US sanctions Iranian officials over protest crackdown, IRGC funding
The Treasury Department also blacklisted an investor accused of embezzling billions of dollars in Iranian oil revenue.
WASHINGTON — The US Treasury Department on Friday imposed sanctions on a group of six Iranian officials it said were responsible for this month’s violent crackdown on anti-government protesters.
The move comes as President Donald Trump weighs military action against Iran after mass protests left thousands dead at the hands of Iranian security forces. The New York Times reported on Friday that the Pentagon has presented Trump with options that include US forces carrying out raids on sites inside Iran.
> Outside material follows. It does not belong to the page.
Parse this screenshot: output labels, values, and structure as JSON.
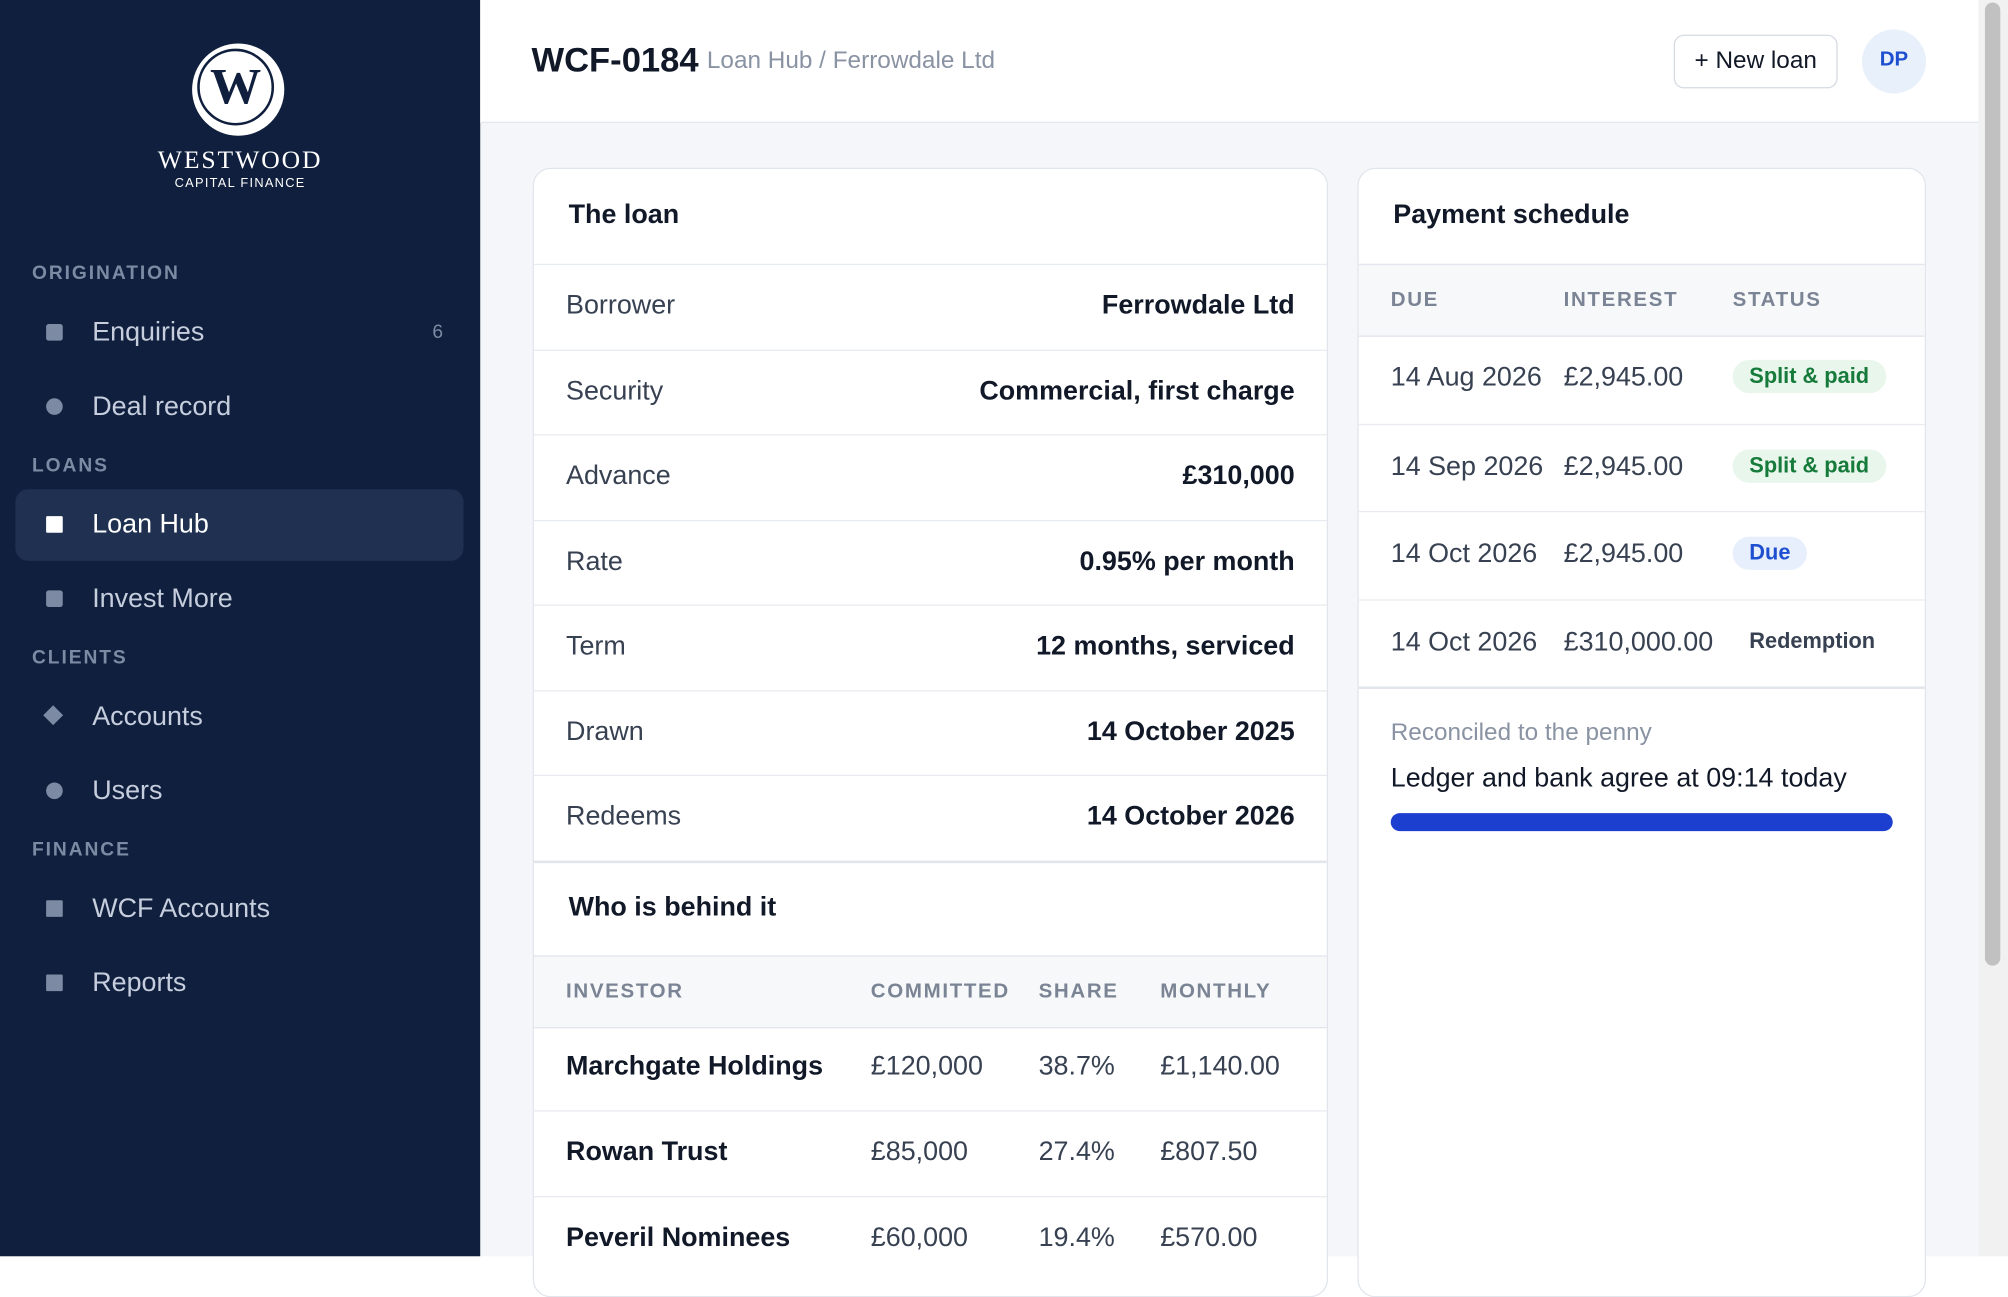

The targets included Iranian Interior Minister Eskandar Momeni Kalagari, who oversees the country’s Law Enforcement Forces, Majid Khademi, head of the Islamic Revolutionary Guard Corps' Intelligence Organization and Ghorban Mohammad Valizadeh, the commander of the IRGC’s Seyyad al-Shohada Corps in Tehran province.
The sanctions follow the European Union’s decision Thursday to label the IRGC as a terrorist group. Trump designated the entity as a foreign terrorist organization in his first term.
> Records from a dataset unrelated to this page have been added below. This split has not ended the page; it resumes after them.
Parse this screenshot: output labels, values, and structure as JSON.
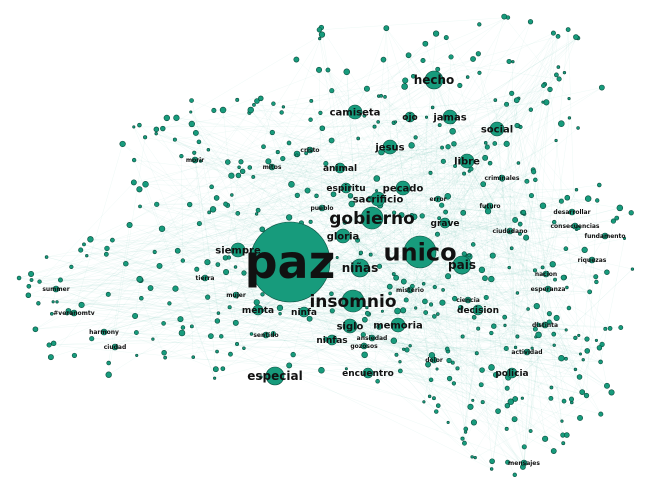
{
  "graph": {
    "colors": {
      "node": "#179b7c",
      "node_stroke": "#0a4d3e",
      "edge": "#2bb08d",
      "label": "#111111",
      "background": "#ffffff"
    },
    "labels": [
      {
        "text": "paz",
        "rank": 1
      },
      {
        "text": "unico",
        "rank": 2
      },
      {
        "text": "gobierno",
        "rank": 3
      },
      {
        "text": "insomnio",
        "rank": 3
      },
      {
        "text": "niñas",
        "rank": 4
      },
      {
        "text": "especial",
        "rank": 4
      },
      {
        "text": "hecho",
        "rank": 4
      },
      {
        "text": "pais",
        "rank": 4
      },
      {
        "text": "memoria",
        "rank": 5
      },
      {
        "text": "jesus",
        "rank": 5
      },
      {
        "text": "libre",
        "rank": 5
      },
      {
        "text": "social",
        "rank": 5
      },
      {
        "text": "pecado",
        "rank": 5
      },
      {
        "text": "sacrificio",
        "rank": 5
      },
      {
        "text": "gloria",
        "rank": 5
      },
      {
        "text": "siempre",
        "rank": 5
      },
      {
        "text": "siglo",
        "rank": 5
      },
      {
        "text": "camiseta",
        "rank": 5
      },
      {
        "text": "jamas",
        "rank": 5
      },
      {
        "text": "grave",
        "rank": 6
      },
      {
        "text": "animal",
        "rank": 6
      },
      {
        "text": "espiritu",
        "rank": 6
      },
      {
        "text": "ojo",
        "rank": 6
      },
      {
        "text": "encuentro",
        "rank": 6
      },
      {
        "text": "decision",
        "rank": 6
      },
      {
        "text": "policia",
        "rank": 6
      },
      {
        "text": "ciudad",
        "rank": 7
      },
      {
        "text": "criminales",
        "rank": 7
      },
      {
        "text": "mitos",
        "rank": 7
      },
      {
        "text": "actividad",
        "rank": 7
      },
      {
        "text": "distinta",
        "rank": 7
      },
      {
        "text": "mensajes",
        "rank": 7
      },
      {
        "text": "harmony",
        "rank": 7
      },
      {
        "text": "#veranomtv",
        "rank": 7
      },
      {
        "text": "summer",
        "rank": 7
      },
      {
        "text": "ninfa",
        "rank": 6
      },
      {
        "text": "ninfas",
        "rank": 6
      },
      {
        "text": "gozosos",
        "rank": 7
      },
      {
        "text": "ansiedad",
        "rank": 7
      },
      {
        "text": "menta",
        "rank": 6
      },
      {
        "text": "consecuencias",
        "rank": 7
      },
      {
        "text": "fundamento",
        "rank": 7
      },
      {
        "text": "ciudadano",
        "rank": 7
      },
      {
        "text": "riquezas",
        "rank": 7
      },
      {
        "text": "desarrollar",
        "rank": 7
      },
      {
        "text": "morir",
        "rank": 7
      },
      {
        "text": "misterio",
        "rank": 7
      },
      {
        "text": "error",
        "rank": 7
      },
      {
        "text": "mujer",
        "rank": 7
      },
      {
        "text": "pueblo",
        "rank": 7
      },
      {
        "text": "ciencia",
        "rank": 7
      },
      {
        "text": "esperanza",
        "rank": 7
      },
      {
        "text": "cristo",
        "rank": 7
      },
      {
        "text": "sentido",
        "rank": 7
      },
      {
        "text": "dolor",
        "rank": 7
      },
      {
        "text": "futuro",
        "rank": 7
      },
      {
        "text": "tierra",
        "rank": 7
      },
      {
        "text": "nacion",
        "rank": 7
      }
    ]
  }
}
Also blacklisted was Babak Morteza Zanjani, whom the Treasury describes as a criminal Iranian investor who previously embezzled billions of dollars in Iranian oil revenue and has provided financial backing for the regime and the IRGC. The department designated two UK-registered digital asset exchanges that are connected to Zanjani and have allegedly processed funds for wallets linked to the IRGC.
“Like rats on a sinking ship, the regime is frantically wiring funds stolen from Iranian families to banks and financial institutions around the world,” Treasury Secretary Scott Bessent said in a statement. “Rest assured, Treasury will act.”
The protest movement began in Tehran’s central bazaar over economic grievances in late December and spread to all of Iran’s 31 provinces before it was violently crushed under an internet blackout.
This developing story has been updated since initial publication.